If I have a table A, like so:

A {
 id SERIAL
 title TEXT
 ...
 parentId INT references A.id via a foreign key constraint
}

I am pulling data from a source table – A_SOURCE – where there isn't a parentId column. Instead there is a parentTitle column. So the source table looks something like this:

A_SOURCE {
  title TEXT
  parentTitle TEXT
}

I started writing an upsert statement to insert into table A via a selection from table A_SOURCE before I realized that I can't easily resolve the parentTitle column in the source to a parentId in the target.

Since I can't be sure that the parent will have been inserted at the time the child being processed, a join or a subquery could return no results.

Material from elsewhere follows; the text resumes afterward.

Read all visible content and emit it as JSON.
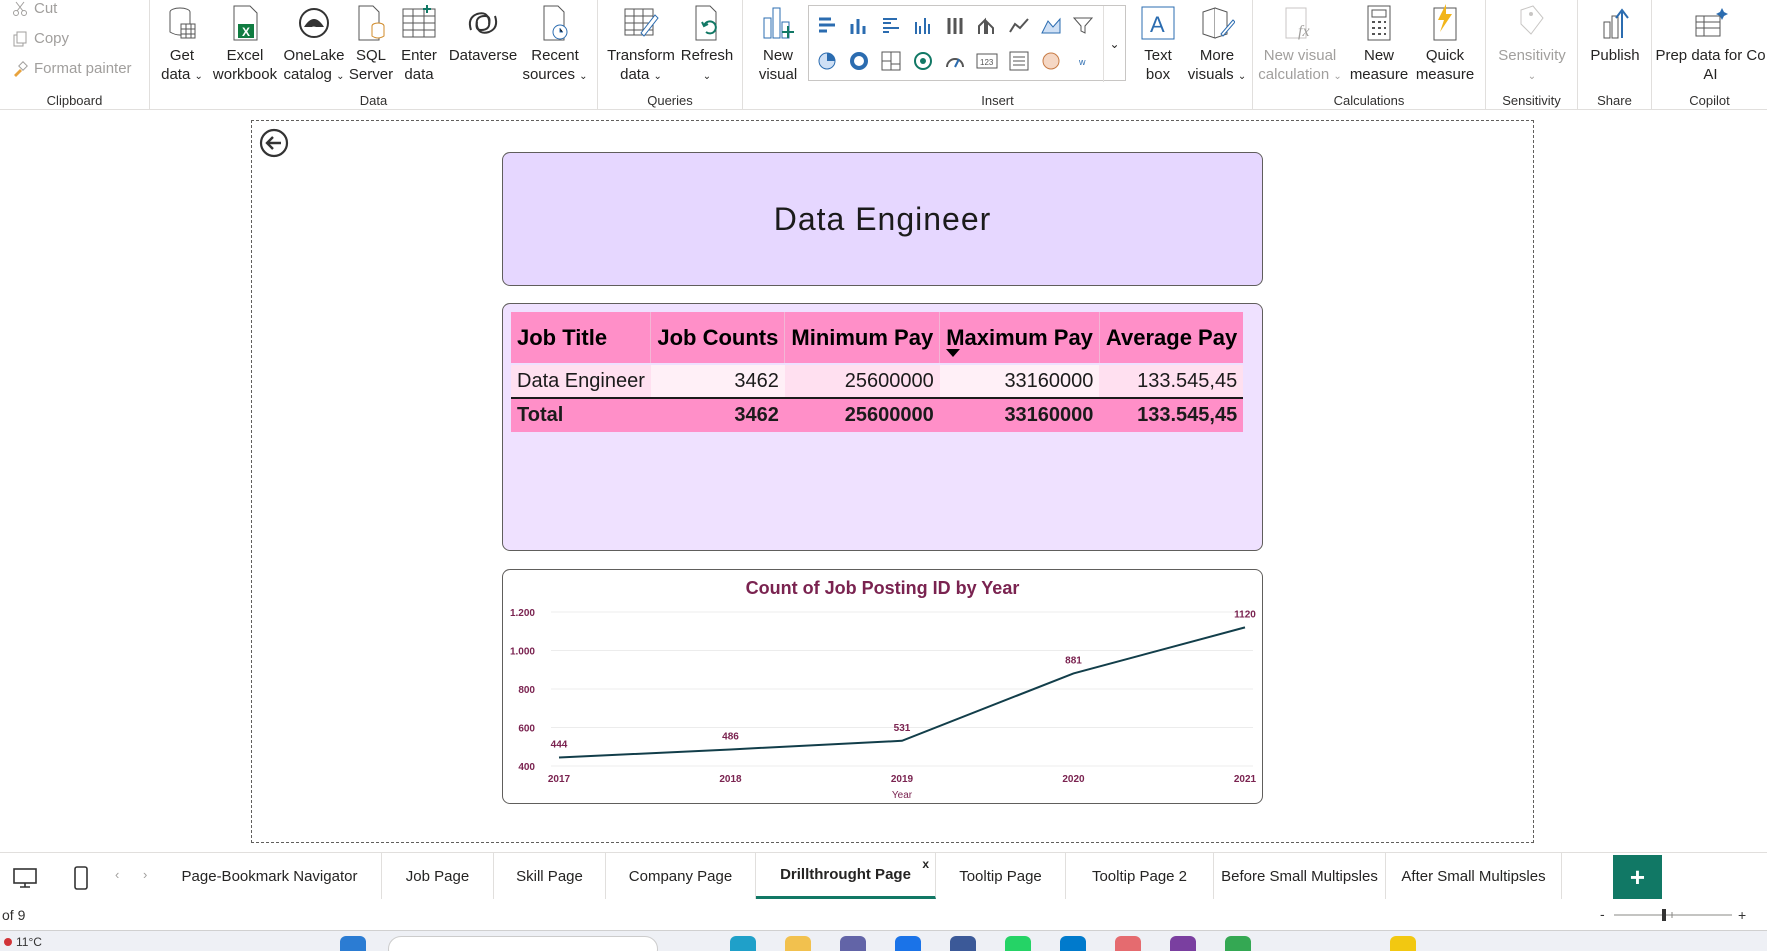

My upsert statement is looking something like this:

with source as (
  select
   title
   parentTitle
  from A_SOURCE 
)

insert into A
select
title
... I don't think I can resolve to parentId here?
from source
on concflict ...;

I know that I can run two separate statements:

  1. insert with null as parentId
  2. Then update the parentId fields in the second statement

But is it possible to do this in a single query?

Best Answer

Prepare the values to insert with a recursive CTE that pre-calculates the ids and defines an order. Then insert it in that order:

WITH RECURSIVE a_sort AS (
      /* get all entries without a parent (rank 1) */
      SELECT nextval('a_id_seq')::integer AS id,
             title,
             NULL::integer AS parentid,
             parenttitle,
             1 AS rank
      FROM a_source
      WHERE parenttitle IS NULL
   UNION ALL
      /* recursively get all the immediate children and increase rank */
      SELECT nextval('a_id_seq')::integer,
             src.title,
             a_sort.id,
             a_sort.title,
             a_sort.rank + 1
      FROM a_source AS src
         JOIN a_sort ON a_sort.title = src.parenttitle
)
INSERT INTO a
SELECT id,
       title,
       parentid
FROM a_sort
ORDER BY rank;

The beauty of the solution is that this uses the sequence behind a.id (a_id_seq in the example), so the sequence automatically has the correct value after we are done.

This solution assumes that the data in a_source are correct, i.e., do not contain cycles.